It’s not a good sign when the local weather forecaster gets a spot on ABC Radio’s National news. Our forecast is so shocking that, yes, it made headlines today.
A massive chunk of Victoria is about to go underwater and, with it, a massive chunk of our farm. We’ve had an inch of rain in the last two hours and the prediction is for between 51 and 102mm tomorrow, followed by another 20 or 30mm over another couple of days.
I’m thankful for the undulations at the southern end of the farm. The cows will at least be safe.

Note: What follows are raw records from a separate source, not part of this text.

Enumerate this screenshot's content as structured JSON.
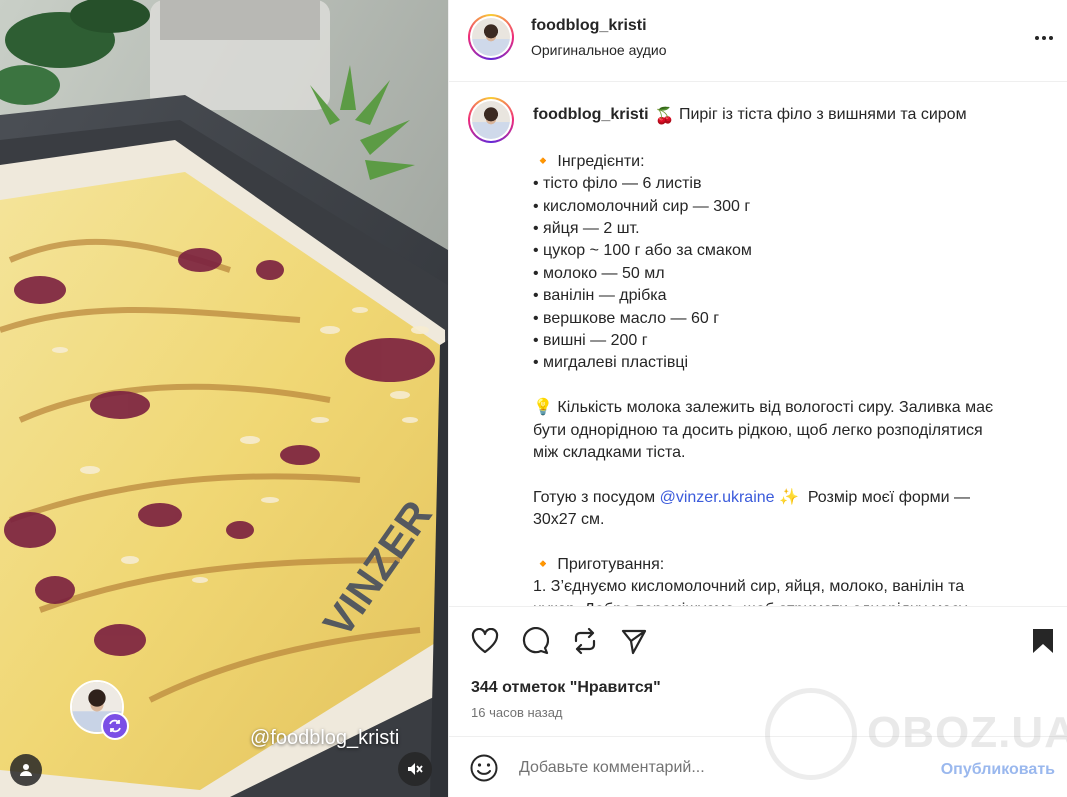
{
  "media": {
    "watermark_handle": "@foodblog_kristi",
    "pan_brand": "VINZER"
  },
  "header": {
    "username": "foodblog_kristi",
    "subtitle": "Оригинальное аудио"
  },
  "caption": {
    "username": "foodblog_kristi",
    "title_emoji": "🍒",
    "title": "Пиріг із тіста філо з вишнями та сиром",
    "lines": [
      "",
      "🔸 Інгредієнти:",
      "• тісто філо — 6 листів",
      "• кисломолочний сир — 300 г",
      "• яйця — 2 шт.",
      "• цукор ~ 100 г або за смаком",
      "• молоко — 50 мл",
      "• ванілін — дрібка",
      "• вершкове масло — 60 г",
      "• вишні — 200 г",
      "• мигдалеві пластівці",
      "",
      "💡 Кількість молока залежить від вологості сиру. Заливка має",
      "бути однорідною та досить рідкою, щоб легко розподілятися",
      "між складками тіста.",
      ""
    ],
    "vendor_prefix": "Готую з посудом ",
    "vendor_mention": "@vinzer.ukraine",
    "vendor_suffix": " ✨  Розмір моєї форми —",
    "vendor_line2": "30х27 см.",
    "lines_after": [
      "",
      "🔸 Приготування:",
      "1. З’єднуємо кисломолочний сир, яйця, молоко, ванілін та",
      "цукор. Добре перемішуємо, щоб отримати однорідну масу."
    ]
  },
  "actions": {
    "likes": "344 отметок \"Нравится\"",
    "time": "16 часов назад"
  },
  "comment": {
    "placeholder": "Добавьте комментарий...",
    "publish": "Опубликовать"
  },
  "site_mark": "OBOZ.UA",
  "colors": {
    "accent_link": "#3b5bdb",
    "publish_disabled": "#9ab8ee",
    "remix_badge": "#7b4fe6"
  }
}
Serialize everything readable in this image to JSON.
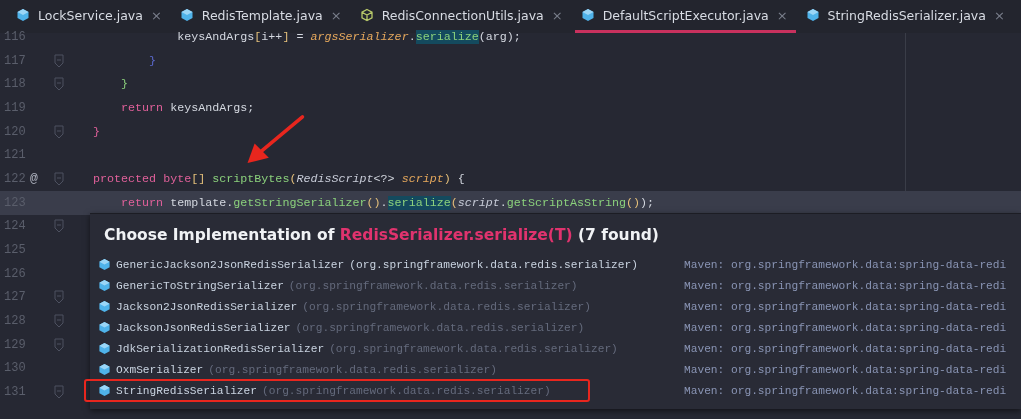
{
  "tabs": [
    {
      "label": "LockService.java",
      "kind": "class",
      "selected": false
    },
    {
      "label": "RedisTemplate.java",
      "kind": "class",
      "selected": false
    },
    {
      "label": "RedisConnectionUtils.java",
      "kind": "abstract",
      "selected": false
    },
    {
      "label": "DefaultScriptExecutor.java",
      "kind": "class",
      "selected": true
    },
    {
      "label": "StringRedisSerializer.java",
      "kind": "class",
      "selected": false
    }
  ],
  "close_glyph": "×",
  "gutter": [
    {
      "number": "116",
      "fold": false
    },
    {
      "number": "117",
      "fold": true
    },
    {
      "number": "118",
      "fold": true
    },
    {
      "number": "119",
      "fold": false
    },
    {
      "number": "120",
      "fold": true
    },
    {
      "number": "121",
      "fold": false
    },
    {
      "number": "122",
      "fold": true,
      "marker": "@"
    },
    {
      "number": "123",
      "fold": false
    },
    {
      "number": "124",
      "fold": true
    },
    {
      "number": "125",
      "fold": false
    },
    {
      "number": "126",
      "fold": false
    },
    {
      "number": "127",
      "fold": true
    },
    {
      "number": "128",
      "fold": true
    },
    {
      "number": "129",
      "fold": true
    },
    {
      "number": "130",
      "fold": false
    },
    {
      "number": "131",
      "fold": true
    }
  ],
  "code": [
    {
      "current": false,
      "tokens": [
        {
          "t": "            keysAndArgs",
          "kind": "plain"
        },
        {
          "t": "[",
          "kind": "bracket"
        },
        {
          "t": "i",
          "kind": "plain"
        },
        {
          "t": "++",
          "kind": "plain"
        },
        {
          "t": "]",
          "kind": "bracket"
        },
        {
          "t": " = ",
          "kind": "plain"
        },
        {
          "t": "argsSerializer",
          "kind": "field"
        },
        {
          "t": ".",
          "kind": "plain"
        },
        {
          "t": "serialize",
          "kind": "match"
        },
        {
          "t": "(arg);",
          "kind": "plain"
        }
      ]
    },
    {
      "current": false,
      "tokens": [
        {
          "t": "        }",
          "kind": "brace"
        }
      ]
    },
    {
      "current": false,
      "tokens": [
        {
          "t": "    }",
          "kind": "brace2"
        }
      ]
    },
    {
      "current": false,
      "tokens": [
        {
          "t": "    return",
          "kind": "kw"
        },
        {
          "t": " keysAndArgs;",
          "kind": "plain"
        }
      ]
    },
    {
      "current": false,
      "tokens": [
        {
          "t": "}",
          "kind": "kw"
        }
      ]
    },
    {
      "current": false
    },
    {
      "current": false,
      "tokens": [
        {
          "t": "protected byte",
          "kind": "kw"
        },
        {
          "t": "[]",
          "kind": "bracket"
        },
        {
          "t": " scriptBytes",
          "kind": "fn"
        },
        {
          "t": "(",
          "kind": "bracket"
        },
        {
          "t": "RedisScript",
          "kind": "type"
        },
        {
          "t": "<?> ",
          "kind": "plain"
        },
        {
          "t": "script",
          "kind": "field"
        },
        {
          "t": ")",
          "kind": "bracket"
        },
        {
          "t": " {",
          "kind": "plain"
        }
      ]
    },
    {
      "current": true,
      "tokens": [
        {
          "t": "    return",
          "kind": "kw"
        },
        {
          "t": " template.",
          "kind": "plain"
        },
        {
          "t": "getStringSerializer",
          "kind": "fn"
        },
        {
          "t": "()",
          "kind": "bracket"
        },
        {
          "t": ".",
          "kind": "plain"
        },
        {
          "t": "serialize",
          "kind": "match"
        },
        {
          "t": "(",
          "kind": "bracket"
        },
        {
          "t": "script",
          "kind": "type"
        },
        {
          "t": ".",
          "kind": "plain"
        },
        {
          "t": "getScriptAsString",
          "kind": "fn"
        },
        {
          "t": "()",
          "kind": "bracket"
        },
        {
          "t": ");",
          "kind": "plain"
        }
      ]
    }
  ],
  "popup": {
    "title_prefix": "Choose Implementation of ",
    "title_method": "RedisSerializer.serialize(T)",
    "title_suffix": " (7 found)",
    "items": [
      {
        "name": "GenericJackson2JsonRedisSerializer",
        "package": "(org.springframework.data.redis.serializer)",
        "package_dim": false,
        "source": "Maven: org.springframework.data:spring-data-redi",
        "outlined": false
      },
      {
        "name": "GenericToStringSerializer",
        "package": "(org.springframework.data.redis.serializer)",
        "package_dim": true,
        "source": "Maven: org.springframework.data:spring-data-redi",
        "outlined": false
      },
      {
        "name": "Jackson2JsonRedisSerializer",
        "package": "(org.springframework.data.redis.serializer)",
        "package_dim": true,
        "source": "Maven: org.springframework.data:spring-data-redi",
        "outlined": false
      },
      {
        "name": "JacksonJsonRedisSerializer",
        "package": "(org.springframework.data.redis.serializer)",
        "package_dim": true,
        "source": "Maven: org.springframework.data:spring-data-redi",
        "outlined": false
      },
      {
        "name": "JdkSerializationRedisSerializer",
        "package": "(org.springframework.data.redis.serializer)",
        "package_dim": true,
        "source": "Maven: org.springframework.data:spring-data-redi",
        "outlined": false
      },
      {
        "name": "OxmSerializer",
        "package": "(org.springframework.data.redis.serializer)",
        "package_dim": true,
        "source": "Maven: org.springframework.data:spring-data-redi",
        "outlined": false
      },
      {
        "name": "StringRedisSerializer",
        "package": "(org.springframework.data.redis.serializer)",
        "package_dim": true,
        "source": "Maven: org.springframework.data:spring-data-redi",
        "outlined": true
      }
    ]
  }
}
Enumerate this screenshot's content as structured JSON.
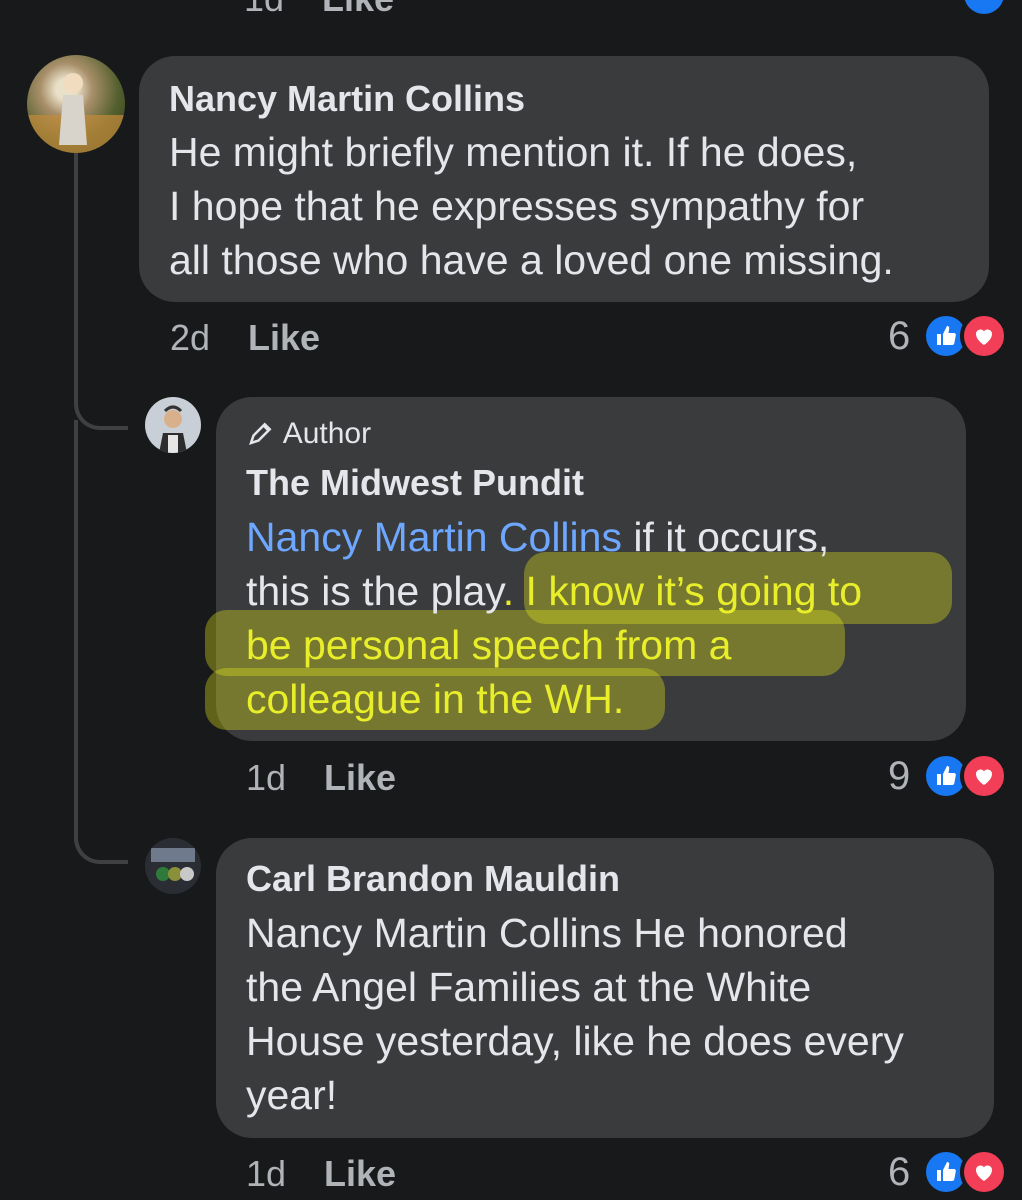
{
  "top_partial": {
    "time": "1d",
    "like_label": "Like"
  },
  "comments": [
    {
      "name": "Nancy Martin Collins",
      "lines": [
        "He might briefly mention it.  If he does,",
        "I hope that he expresses sympathy for",
        "all those who have a loved one missing."
      ],
      "time": "2d",
      "like_label": "Like",
      "reaction_count": "6"
    },
    {
      "badge": "Author",
      "name": "The Midwest Pundit",
      "mention": "Nancy Martin Collins",
      "line1_rest": " if it occurs,",
      "line2_plain": "this is the play",
      "line2_hl": ".  I know it’s going to",
      "line3_hl": "be personal speech from a",
      "line4_hl": "colleague in the WH.",
      "time": "1d",
      "like_label": "Like",
      "reaction_count": "9"
    },
    {
      "name": "Carl Brandon Mauldin",
      "lines": [
        "Nancy Martin Collins He honored",
        "the Angel Families at the White",
        "House yesterday, like he does every",
        "year!"
      ],
      "time": "1d",
      "like_label": "Like",
      "reaction_count": "6"
    }
  ],
  "icons": [
    "like-reaction-icon",
    "love-reaction-icon",
    "author-pen-icon"
  ],
  "colors": {
    "background": "#18191a",
    "bubble": "#3a3b3c",
    "mention": "#6ea7ff",
    "highlight": "#e9ee2a",
    "like": "#1877f2",
    "love": "#f33e58"
  }
}
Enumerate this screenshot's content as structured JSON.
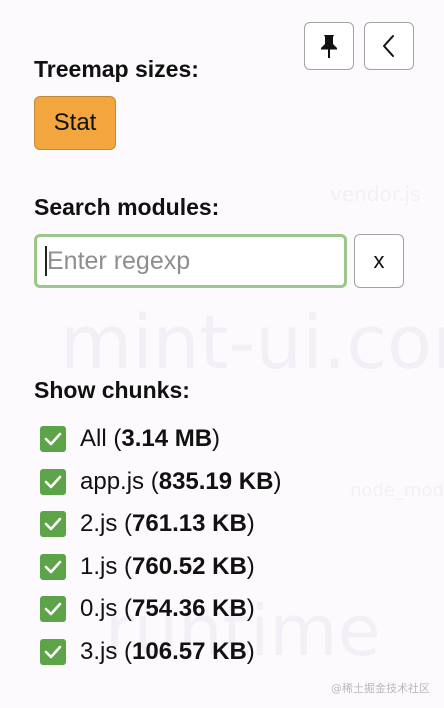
{
  "background_text": {
    "large_1": "mint-ui.com",
    "large_2": "runtime",
    "small_1": "vendor.js",
    "small_2": "node_modules"
  },
  "toolbar": {
    "pin_icon": "pushpin-icon",
    "collapse_icon": "chevron-left-icon"
  },
  "treemap": {
    "title": "Treemap sizes:",
    "stat_label": "Stat",
    "accent": "#f3a63d"
  },
  "search": {
    "title": "Search modules:",
    "placeholder": "Enter regexp",
    "value": "",
    "clear_label": "x",
    "focus_color": "#9cc78a"
  },
  "chunks": {
    "title": "Show chunks:",
    "check_color": "#5da348",
    "items": [
      {
        "name": "All",
        "size": "3.14 MB",
        "checked": true
      },
      {
        "name": "app.js",
        "size": "835.19 KB",
        "checked": true
      },
      {
        "name": "2.js",
        "size": "761.13 KB",
        "checked": true
      },
      {
        "name": "1.js",
        "size": "760.52 KB",
        "checked": true
      },
      {
        "name": "0.js",
        "size": "754.36 KB",
        "checked": true
      },
      {
        "name": "3.js",
        "size": "106.57 KB",
        "checked": true
      }
    ]
  },
  "watermark": "@稀土掘金技术社区"
}
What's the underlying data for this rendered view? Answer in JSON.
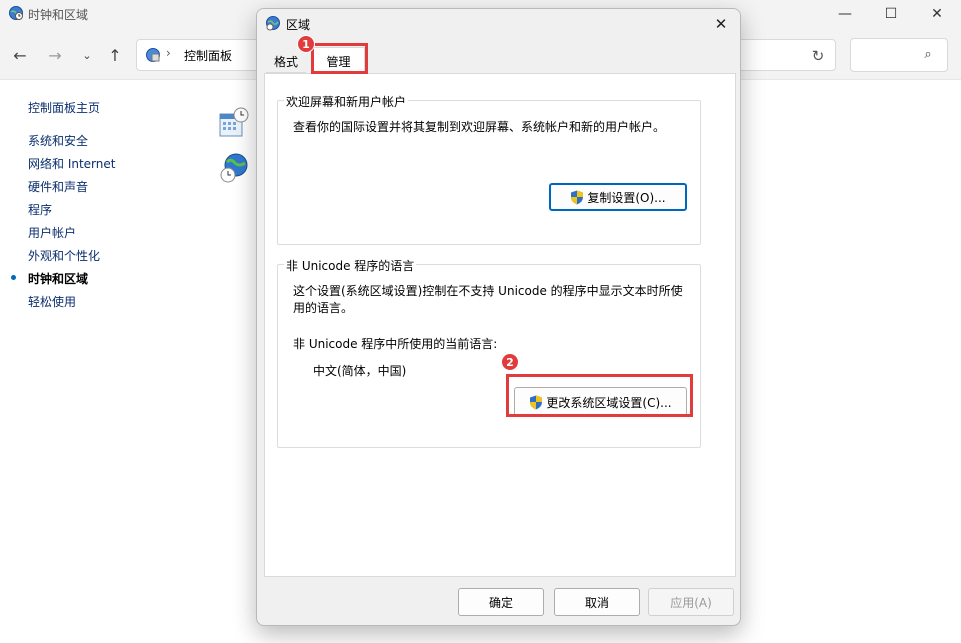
{
  "bg_window": {
    "title": "时钟和区域",
    "breadcrumb": "控制面板",
    "breadcrumb_sep": "›",
    "sidebar": [
      {
        "label": "控制面板主页"
      },
      {
        "label": "系统和安全"
      },
      {
        "label": "网络和 Internet"
      },
      {
        "label": "硬件和声音"
      },
      {
        "label": "程序"
      },
      {
        "label": "用户帐户"
      },
      {
        "label": "外观和个性化"
      },
      {
        "label": "时钟和区域",
        "active": true
      },
      {
        "label": "轻松使用"
      }
    ]
  },
  "dialog": {
    "title": "区域",
    "tabs": [
      "格式",
      "管理"
    ],
    "active_tab": "管理",
    "welcome_group": {
      "legend": "欢迎屏幕和新用户帐户",
      "description": "查看你的国际设置并将其复制到欢迎屏幕、系统帐户和新的用户帐户。",
      "button": "复制设置(O)..."
    },
    "unicode_group": {
      "legend": "非 Unicode 程序的语言",
      "description": "这个设置(系统区域设置)控制在不支持 Unicode 的程序中显示文本时所使用的语言。",
      "current_label": "非 Unicode 程序中所使用的当前语言:",
      "current_value": "中文(简体，中国)",
      "button": "更改系统区域设置(C)..."
    },
    "buttons": {
      "ok": "确定",
      "cancel": "取消",
      "apply": "应用(A)"
    }
  },
  "annotations": {
    "badge1": "1",
    "badge2": "2",
    "color": "#e13b3b"
  }
}
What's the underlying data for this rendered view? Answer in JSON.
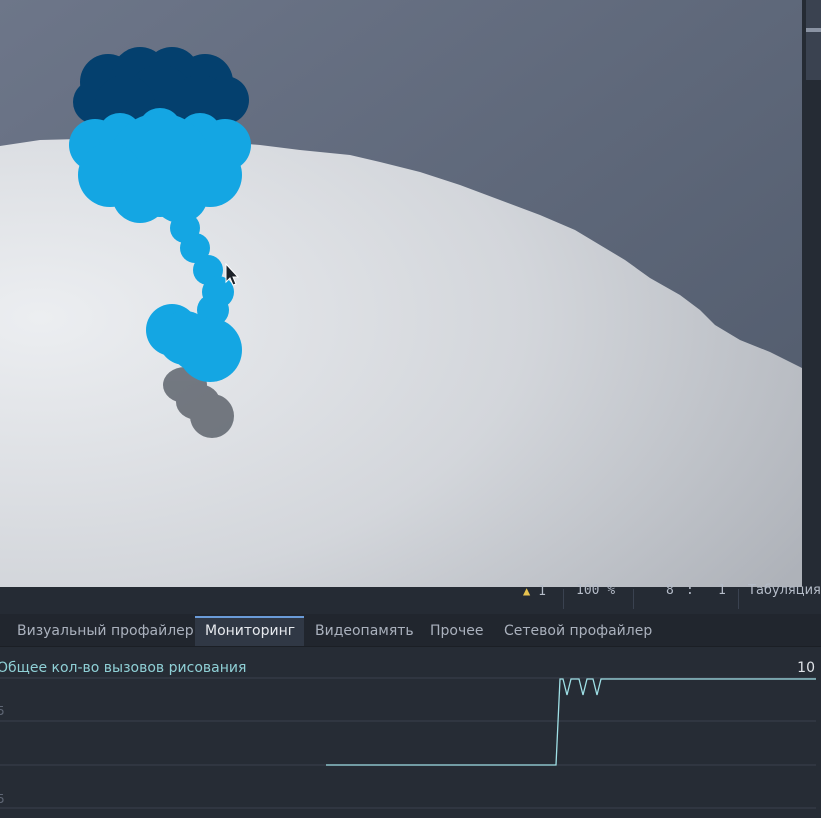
{
  "status": {
    "warning_count": "1",
    "zoom": "100 %",
    "line": "8",
    "column": "1",
    "indent_mode": "Табуляция"
  },
  "tabs": [
    {
      "label": "Визуальный профайлер",
      "active": false
    },
    {
      "label": "Мониторинг",
      "active": true
    },
    {
      "label": "Видеопамять",
      "active": false
    },
    {
      "label": "Прочее",
      "active": false
    },
    {
      "label": "Сетевой профайлер",
      "active": false
    }
  ],
  "monitor": {
    "title": "Общее кол-во вызовов рисования",
    "max_value": "10",
    "grid_labels": [
      "5",
      "5"
    ],
    "line_color": "#9fe0e6"
  },
  "colors": {
    "sky": "#5c6678",
    "ground": "#dfe2e6",
    "creature_light": "#14a6e3",
    "creature_dark": "#04406e",
    "shadow": "#5a606a"
  }
}
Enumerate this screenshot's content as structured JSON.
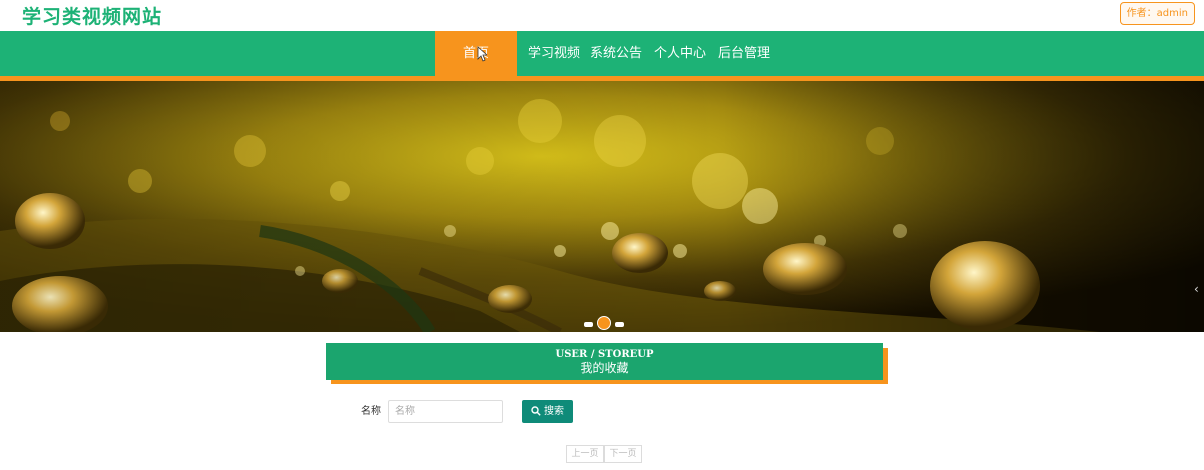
{
  "header": {
    "site_title": "学习类视频网站",
    "author_label": "作者：admin"
  },
  "nav": {
    "items": [
      {
        "label": "首页",
        "active": true
      },
      {
        "label": "学习视频"
      },
      {
        "label": "系统公告"
      },
      {
        "label": "个人中心"
      },
      {
        "label": "后台管理"
      }
    ]
  },
  "banner": {
    "slides": 3,
    "active_slide": 2,
    "next_icon": "chevron-left-icon"
  },
  "section": {
    "title_en": "USER / STOREUP",
    "title_zh": "我的收藏"
  },
  "search": {
    "label": "名称",
    "placeholder": "名称",
    "value": "",
    "button_label": "搜索",
    "button_icon": "search-icon"
  },
  "pagination": {
    "prev_label": "上一页",
    "next_label": "下一页"
  },
  "colors": {
    "primary": "#1db276",
    "accent": "#f7941d",
    "search_button": "#0f8b79"
  }
}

I’m also thankful for the Bureau of Meteorology’s timely warnings. It gave us time to:
- Set up safer paddocks for the cows
- Ask Scott, the grain merchant, to deliver more feed before we get flooded in
- Remove the power units from the electric fences on the river flats
- Bring all the eight new calves born during the last 48 hours into the warmth of the poddy shed
- Stock up at the supermarket
- Pile the verandah high with dry kindling and wood to keep the kids warm
As the flood sets in, we’ll be:
- Offering extra TLC for newborns and freshly-calved cows
- Feeding out more of our precious and rapidly dwindling stock of hay while hitting the phones looking for more ridiculously scarce fodder
- Keeping an even keener eye out for mastitis
- Walking the cows extra gently to the dairy to reduce the risk of lameness
- Hoping like hell that the damage to the fences and tracks isn’t too bad
- Monitoring the condition of paddocks to minimise pugging (mud, mud, mud)
- Stocking the dairy snack bar with a bottomless supply of soup and raisin bread
It’s often said that good farmers only worry about what they can control. I’ll do my best!